#12 - 2019 Summer Summary
“Paralysed by uncertainty” is how I would less eloquently surmise the last 3 months. Like most major UK asset classes, Brexit, recession fears and a fragile global macro backdrop have definitely sunk their talons into the investable modern sports and supercar market. What’s more, with no near term solution on the horizon, the stalemate is likely to continue for some time to come.
It’s a fairly lacklustre backdrop being painted we must admit. That said, fortune most definitely favours the brave and the weakness we are currently witnessing in the modern classic car market does bring with it some compelling entry points for buyers looking to put cash to work.
Cross Currency Arbitrages – Currency volatility creates cross market mispricing and we continue to look for opportunities to exploit it. Selling into the relative strength here will be key so UK registered LHD examples of high conviction vehicles such as Ferrari 430 Scuderia’s and manual Audi R8 V10s are great to get your hands on. You’re buying in a deflated and unloved UK market but your ability to exploit EUR strength means a quick flip into a European buyer on the continent could be fruitful exercise. Again we continue to think RHD Renaultsport Clio V6s are undervalued versus their LHD equivalents in Europe and expect that pricing discrepancy to vanish as RHD Clio’s catch a bid.
Flight to Quality – Cynics have long complained that Porsche GT valuations are overdone. We are now beginning to see cracks appear as dealers offer down even the most resilient 997 GT3 RS and 4.0 models. Don’t be fooled though, the bid remains as deep as the many diehard Stuttgart fans pockets so any temporary weakness in prices here needs to be exploited…….schnell.
Contrarian Conviction Views – the stuff that everyone loves to hate always sells off the hardest when the market takes a dip……so buy a McLaren.
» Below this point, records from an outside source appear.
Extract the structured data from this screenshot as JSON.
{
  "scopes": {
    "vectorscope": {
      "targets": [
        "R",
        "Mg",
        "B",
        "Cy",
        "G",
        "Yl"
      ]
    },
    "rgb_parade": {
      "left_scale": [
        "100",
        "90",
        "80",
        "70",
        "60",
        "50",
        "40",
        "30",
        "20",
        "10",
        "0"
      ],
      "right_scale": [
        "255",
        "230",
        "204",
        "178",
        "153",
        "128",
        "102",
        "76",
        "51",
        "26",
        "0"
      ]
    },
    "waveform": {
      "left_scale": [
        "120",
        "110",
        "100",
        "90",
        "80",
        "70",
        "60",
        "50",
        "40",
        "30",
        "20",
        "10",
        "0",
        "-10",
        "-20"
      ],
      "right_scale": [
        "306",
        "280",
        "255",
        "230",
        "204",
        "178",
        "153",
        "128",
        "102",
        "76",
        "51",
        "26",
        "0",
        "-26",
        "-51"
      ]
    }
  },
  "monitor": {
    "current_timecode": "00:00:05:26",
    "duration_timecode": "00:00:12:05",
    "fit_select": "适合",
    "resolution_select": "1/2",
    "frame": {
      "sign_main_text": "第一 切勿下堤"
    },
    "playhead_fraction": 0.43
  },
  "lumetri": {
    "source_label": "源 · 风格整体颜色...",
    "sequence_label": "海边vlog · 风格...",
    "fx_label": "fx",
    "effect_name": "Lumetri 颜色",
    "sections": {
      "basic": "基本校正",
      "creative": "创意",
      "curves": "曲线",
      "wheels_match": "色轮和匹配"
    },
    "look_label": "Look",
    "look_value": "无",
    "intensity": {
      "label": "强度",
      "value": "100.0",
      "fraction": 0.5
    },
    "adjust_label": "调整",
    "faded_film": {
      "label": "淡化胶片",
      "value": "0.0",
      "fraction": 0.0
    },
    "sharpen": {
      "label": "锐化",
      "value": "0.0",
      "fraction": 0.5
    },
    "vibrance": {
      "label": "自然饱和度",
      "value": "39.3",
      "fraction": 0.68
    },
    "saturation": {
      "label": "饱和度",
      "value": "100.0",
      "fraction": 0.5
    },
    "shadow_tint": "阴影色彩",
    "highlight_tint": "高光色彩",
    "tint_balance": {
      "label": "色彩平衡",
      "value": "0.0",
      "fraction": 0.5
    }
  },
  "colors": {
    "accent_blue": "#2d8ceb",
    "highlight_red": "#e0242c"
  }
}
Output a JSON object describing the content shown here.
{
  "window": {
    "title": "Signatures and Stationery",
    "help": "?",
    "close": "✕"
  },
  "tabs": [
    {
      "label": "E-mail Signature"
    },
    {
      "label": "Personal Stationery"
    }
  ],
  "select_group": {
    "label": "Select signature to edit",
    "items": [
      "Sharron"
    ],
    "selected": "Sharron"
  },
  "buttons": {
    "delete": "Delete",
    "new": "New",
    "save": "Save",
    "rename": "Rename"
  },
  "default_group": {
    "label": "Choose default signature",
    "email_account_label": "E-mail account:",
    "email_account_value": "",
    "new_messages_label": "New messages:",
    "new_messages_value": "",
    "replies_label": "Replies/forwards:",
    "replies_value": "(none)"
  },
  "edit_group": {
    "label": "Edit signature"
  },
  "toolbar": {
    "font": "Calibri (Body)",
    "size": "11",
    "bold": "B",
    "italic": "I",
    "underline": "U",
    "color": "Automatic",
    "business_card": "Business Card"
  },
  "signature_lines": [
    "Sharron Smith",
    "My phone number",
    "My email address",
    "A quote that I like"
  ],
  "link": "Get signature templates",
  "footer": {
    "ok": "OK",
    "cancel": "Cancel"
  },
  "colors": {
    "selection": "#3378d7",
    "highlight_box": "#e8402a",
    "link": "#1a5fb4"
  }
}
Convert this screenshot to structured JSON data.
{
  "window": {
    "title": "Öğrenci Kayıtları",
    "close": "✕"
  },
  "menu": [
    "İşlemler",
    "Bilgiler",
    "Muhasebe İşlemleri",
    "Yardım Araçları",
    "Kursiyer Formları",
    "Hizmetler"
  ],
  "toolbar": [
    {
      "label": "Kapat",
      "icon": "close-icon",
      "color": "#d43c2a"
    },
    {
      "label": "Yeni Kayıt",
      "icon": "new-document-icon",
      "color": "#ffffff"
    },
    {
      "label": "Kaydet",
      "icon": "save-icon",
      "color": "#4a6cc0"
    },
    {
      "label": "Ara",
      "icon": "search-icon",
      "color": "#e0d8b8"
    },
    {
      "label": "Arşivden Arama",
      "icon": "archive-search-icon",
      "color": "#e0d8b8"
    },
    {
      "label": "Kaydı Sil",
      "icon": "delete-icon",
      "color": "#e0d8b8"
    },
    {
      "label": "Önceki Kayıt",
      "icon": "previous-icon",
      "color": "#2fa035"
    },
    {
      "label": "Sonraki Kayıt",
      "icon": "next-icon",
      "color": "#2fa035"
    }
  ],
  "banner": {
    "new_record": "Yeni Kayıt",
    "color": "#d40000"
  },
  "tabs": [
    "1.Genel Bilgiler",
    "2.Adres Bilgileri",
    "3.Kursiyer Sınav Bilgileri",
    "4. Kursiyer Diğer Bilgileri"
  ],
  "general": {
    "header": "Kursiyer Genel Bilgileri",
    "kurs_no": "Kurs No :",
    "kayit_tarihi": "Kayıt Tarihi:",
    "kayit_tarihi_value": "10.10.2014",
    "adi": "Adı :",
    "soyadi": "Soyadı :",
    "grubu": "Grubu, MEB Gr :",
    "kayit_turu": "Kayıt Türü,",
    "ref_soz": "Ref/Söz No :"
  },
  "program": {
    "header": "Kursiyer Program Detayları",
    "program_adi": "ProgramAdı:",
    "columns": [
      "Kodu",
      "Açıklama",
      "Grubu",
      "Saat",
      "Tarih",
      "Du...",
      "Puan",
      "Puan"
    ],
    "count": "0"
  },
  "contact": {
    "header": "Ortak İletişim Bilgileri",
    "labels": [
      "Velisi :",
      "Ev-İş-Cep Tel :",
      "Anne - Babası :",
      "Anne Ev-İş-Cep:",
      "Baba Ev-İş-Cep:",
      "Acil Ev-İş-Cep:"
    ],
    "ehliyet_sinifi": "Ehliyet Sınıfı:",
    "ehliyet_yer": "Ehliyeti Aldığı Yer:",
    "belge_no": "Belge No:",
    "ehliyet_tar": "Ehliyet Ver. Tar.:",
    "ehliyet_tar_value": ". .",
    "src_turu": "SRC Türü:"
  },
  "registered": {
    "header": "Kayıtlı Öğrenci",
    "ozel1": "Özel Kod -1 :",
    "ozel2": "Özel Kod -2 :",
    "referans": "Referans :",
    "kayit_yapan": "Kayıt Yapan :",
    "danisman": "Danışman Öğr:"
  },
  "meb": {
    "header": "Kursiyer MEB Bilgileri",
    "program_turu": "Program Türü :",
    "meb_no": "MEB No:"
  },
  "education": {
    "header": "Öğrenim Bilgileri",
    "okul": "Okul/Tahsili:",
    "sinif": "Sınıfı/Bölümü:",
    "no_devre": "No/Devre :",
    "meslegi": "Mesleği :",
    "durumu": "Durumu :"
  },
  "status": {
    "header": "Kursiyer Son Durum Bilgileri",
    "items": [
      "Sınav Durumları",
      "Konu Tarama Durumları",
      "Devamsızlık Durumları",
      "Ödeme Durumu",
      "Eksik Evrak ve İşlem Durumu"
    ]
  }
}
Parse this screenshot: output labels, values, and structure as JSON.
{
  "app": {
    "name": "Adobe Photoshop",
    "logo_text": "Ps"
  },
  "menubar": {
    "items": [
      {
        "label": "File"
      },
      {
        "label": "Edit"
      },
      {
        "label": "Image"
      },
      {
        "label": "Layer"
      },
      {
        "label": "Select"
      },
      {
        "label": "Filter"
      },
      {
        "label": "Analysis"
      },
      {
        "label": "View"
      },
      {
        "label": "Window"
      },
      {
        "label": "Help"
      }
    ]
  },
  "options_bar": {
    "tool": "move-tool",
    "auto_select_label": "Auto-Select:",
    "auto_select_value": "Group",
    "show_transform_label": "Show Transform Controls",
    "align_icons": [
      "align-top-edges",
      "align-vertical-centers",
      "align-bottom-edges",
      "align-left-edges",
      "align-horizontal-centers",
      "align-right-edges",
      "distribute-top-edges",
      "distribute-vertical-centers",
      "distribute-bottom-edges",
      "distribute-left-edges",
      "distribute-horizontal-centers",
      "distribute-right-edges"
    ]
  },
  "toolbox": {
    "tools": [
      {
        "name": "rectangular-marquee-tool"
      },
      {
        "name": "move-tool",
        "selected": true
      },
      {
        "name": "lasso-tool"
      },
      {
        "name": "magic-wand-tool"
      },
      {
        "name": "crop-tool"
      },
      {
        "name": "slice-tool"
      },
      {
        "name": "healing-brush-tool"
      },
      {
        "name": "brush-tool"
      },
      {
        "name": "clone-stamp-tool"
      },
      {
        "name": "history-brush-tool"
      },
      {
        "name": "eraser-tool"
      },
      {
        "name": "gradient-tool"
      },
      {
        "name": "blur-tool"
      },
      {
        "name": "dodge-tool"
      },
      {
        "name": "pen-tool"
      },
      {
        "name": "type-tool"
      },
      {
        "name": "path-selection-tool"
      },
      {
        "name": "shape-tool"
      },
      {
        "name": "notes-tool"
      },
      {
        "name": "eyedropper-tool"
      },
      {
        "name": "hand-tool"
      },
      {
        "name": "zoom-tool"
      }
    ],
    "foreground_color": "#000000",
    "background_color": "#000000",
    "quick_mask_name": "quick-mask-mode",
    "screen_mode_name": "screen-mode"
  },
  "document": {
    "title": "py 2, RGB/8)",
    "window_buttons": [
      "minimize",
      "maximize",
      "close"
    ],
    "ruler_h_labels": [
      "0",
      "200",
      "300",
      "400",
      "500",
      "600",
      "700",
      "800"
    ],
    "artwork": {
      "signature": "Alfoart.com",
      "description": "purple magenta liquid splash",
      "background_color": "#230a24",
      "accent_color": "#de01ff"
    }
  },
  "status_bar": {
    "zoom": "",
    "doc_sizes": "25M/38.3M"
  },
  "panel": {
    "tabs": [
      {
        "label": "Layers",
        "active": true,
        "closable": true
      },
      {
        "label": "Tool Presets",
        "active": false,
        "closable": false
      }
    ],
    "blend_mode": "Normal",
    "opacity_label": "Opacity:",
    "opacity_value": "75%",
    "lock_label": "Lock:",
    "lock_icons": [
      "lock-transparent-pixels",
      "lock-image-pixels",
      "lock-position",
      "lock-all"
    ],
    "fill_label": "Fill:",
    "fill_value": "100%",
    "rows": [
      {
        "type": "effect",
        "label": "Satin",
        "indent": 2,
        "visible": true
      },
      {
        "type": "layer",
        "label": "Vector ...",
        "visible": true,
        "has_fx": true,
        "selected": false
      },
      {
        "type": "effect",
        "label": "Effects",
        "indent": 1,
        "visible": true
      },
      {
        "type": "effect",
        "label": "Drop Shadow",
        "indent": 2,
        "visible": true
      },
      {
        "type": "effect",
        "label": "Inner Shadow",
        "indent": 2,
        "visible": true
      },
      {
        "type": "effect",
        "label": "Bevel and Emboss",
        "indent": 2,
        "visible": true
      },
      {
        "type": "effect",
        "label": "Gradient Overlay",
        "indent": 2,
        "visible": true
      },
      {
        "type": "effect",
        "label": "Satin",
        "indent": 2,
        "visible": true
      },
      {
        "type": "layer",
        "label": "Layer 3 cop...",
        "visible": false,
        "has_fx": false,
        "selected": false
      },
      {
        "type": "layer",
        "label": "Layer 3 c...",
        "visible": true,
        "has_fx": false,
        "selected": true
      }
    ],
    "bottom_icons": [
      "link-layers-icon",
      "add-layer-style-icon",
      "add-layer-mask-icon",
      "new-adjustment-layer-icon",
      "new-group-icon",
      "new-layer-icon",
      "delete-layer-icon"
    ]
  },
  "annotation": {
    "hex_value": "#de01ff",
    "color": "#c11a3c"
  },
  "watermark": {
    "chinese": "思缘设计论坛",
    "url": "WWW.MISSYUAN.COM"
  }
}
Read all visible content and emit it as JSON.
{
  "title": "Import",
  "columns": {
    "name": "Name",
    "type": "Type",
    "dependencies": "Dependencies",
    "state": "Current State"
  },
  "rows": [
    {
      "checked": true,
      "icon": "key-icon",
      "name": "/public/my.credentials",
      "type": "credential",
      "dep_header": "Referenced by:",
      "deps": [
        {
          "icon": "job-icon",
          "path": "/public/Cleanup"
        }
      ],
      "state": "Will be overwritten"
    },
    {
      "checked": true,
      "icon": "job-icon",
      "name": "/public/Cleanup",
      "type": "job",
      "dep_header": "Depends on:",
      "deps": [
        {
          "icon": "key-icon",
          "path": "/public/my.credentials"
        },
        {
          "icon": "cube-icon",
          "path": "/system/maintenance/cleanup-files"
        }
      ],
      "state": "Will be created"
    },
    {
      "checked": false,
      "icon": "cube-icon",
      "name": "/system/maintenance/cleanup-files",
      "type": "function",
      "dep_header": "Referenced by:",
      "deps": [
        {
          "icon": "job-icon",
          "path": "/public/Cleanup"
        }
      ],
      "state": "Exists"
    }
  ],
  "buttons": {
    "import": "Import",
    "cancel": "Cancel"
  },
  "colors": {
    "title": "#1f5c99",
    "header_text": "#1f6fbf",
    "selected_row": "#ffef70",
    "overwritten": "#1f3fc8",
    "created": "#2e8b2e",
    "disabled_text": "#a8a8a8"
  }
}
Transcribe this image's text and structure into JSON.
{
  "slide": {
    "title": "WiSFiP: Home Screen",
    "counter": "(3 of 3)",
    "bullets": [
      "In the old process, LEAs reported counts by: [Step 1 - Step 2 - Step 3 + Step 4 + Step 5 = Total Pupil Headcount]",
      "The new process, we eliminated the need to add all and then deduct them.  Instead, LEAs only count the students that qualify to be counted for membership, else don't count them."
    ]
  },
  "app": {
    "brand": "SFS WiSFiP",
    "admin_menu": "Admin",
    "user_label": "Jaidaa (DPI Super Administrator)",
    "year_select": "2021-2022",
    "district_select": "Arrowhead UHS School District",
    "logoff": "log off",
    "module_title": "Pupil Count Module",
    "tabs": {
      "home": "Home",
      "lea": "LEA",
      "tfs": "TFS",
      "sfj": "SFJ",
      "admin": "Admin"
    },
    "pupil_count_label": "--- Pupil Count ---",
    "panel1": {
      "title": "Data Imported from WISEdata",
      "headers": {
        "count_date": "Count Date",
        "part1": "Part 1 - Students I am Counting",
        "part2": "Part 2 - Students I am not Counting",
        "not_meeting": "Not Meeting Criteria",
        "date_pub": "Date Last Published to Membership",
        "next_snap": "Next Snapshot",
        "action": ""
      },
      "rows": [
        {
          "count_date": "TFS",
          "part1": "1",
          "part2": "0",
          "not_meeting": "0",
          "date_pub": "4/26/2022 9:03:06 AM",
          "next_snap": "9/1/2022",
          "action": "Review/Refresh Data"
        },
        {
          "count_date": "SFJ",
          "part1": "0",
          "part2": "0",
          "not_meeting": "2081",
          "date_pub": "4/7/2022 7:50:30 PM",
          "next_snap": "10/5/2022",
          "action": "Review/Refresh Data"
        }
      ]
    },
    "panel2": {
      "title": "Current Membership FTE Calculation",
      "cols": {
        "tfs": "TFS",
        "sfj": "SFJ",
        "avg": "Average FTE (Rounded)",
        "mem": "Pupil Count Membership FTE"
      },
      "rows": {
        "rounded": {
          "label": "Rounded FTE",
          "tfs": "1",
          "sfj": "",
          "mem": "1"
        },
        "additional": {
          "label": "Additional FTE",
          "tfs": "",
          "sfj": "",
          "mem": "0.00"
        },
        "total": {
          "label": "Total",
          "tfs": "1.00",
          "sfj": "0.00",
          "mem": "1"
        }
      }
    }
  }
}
We kid you not, this maybe the most pertinent thing we say all year but take advantage of this weakness to buy one of these incredible Woking built cars. Whether it be a 12C, 650s, 675LT or even a Senna, you won’t regret it 2 years down the line as these cars begin to appreciate in value.
Botttom line, our view is people are long cash and under levered but lacking the conviction or appetite to pull the trigger and buy automotive assets. Trying to bottom tick the market is a fruitless strategy as we don’t believe any meaningful sell off is coming and if you snooze, you will ultimately miss the chance to exploit the small correction we are experiencing. So while our government can’t tell its left hand from its right……buy modern classic cars.